No engenho, Carlinhos é acolhido e cuidado com carinho por sua Tia Maria, enquanto a tristeza inicial dá lugar à curiosidade diante das novidades. Ele se familiariza com a rotina do lugar, seus costumes e tradições. Sua infância é pontuada por eventos marcantes: a chegada de um cangaceiro, as histórias de viagens contadas pelas negras, lendas de lobisomens e a dura realidade das secas e enchentes que devastavam a região, levando os senhores de engenho a grandes perdas. Mesmo diante da escassez, a fidelidade dos servos ao avô José Paulino, um homem justo e protetor, se mantém firme, reforçando os laços de dependência e respeito.
A vida no engenho também é palco das primeiras descobertas e sentimentos do menino. Carlinhos se apaixona pela prima Maria Clara durante suas férias, experimentando seu primeiro beijo e, posteriormente, a dor da solidão quando ela retorna à cidade. Além disso, a descoberta da condição de seu pai, internado em um hospício, o amedronta, gerando o temor de herdar sua loucura. Sua asma crônica o faz sentir-se um “pássaro preso”, invejando a liberdade dos outros meninos e sendo constantemente cercado de cuidados. A partida da Tia Maria, que se casa, intensifica sua sensação de abandono, e ele passa a ser cuidado pela Tia Sinhazinha, uma figura inicialmente austera.

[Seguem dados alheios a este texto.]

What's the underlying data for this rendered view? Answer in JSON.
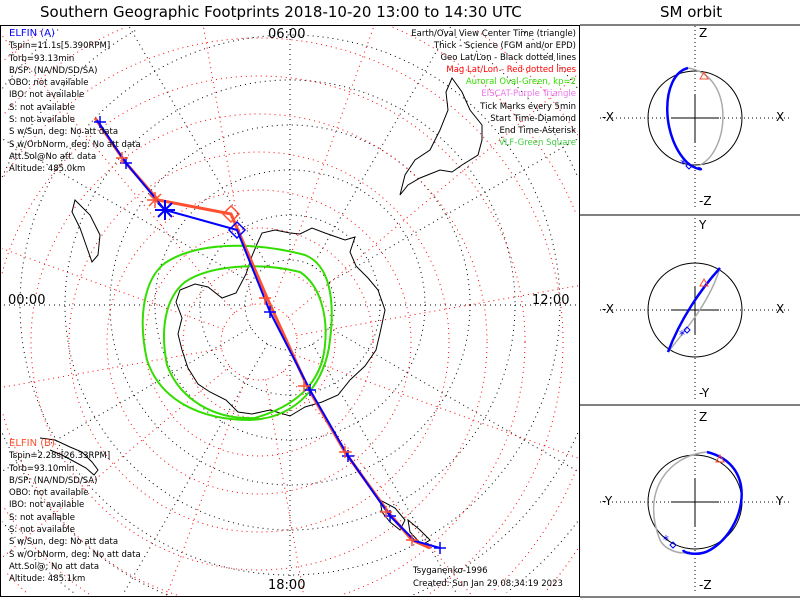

A transição para a adolescência é marcada por uma experiência chocante: aos 12 anos, Carlinhos tem seu primeiro contato sexual com a negra Zefa Cajá. A descoberta desse episódio desencadeia uma série de repreensões e o rótulo de “libertino”, “perdido” e “feito para a maldade”. Diante de seus desejos sexuais considerados incontroláveis e de seu comportamento “precoce”, seu avô, buscando uma “salvação”, decide interná-lo em um colégio. Carlinhos parte de trem, carregando a saudade do engenho, palco de sua infância e de tantas descobertas que o transformaram em homem.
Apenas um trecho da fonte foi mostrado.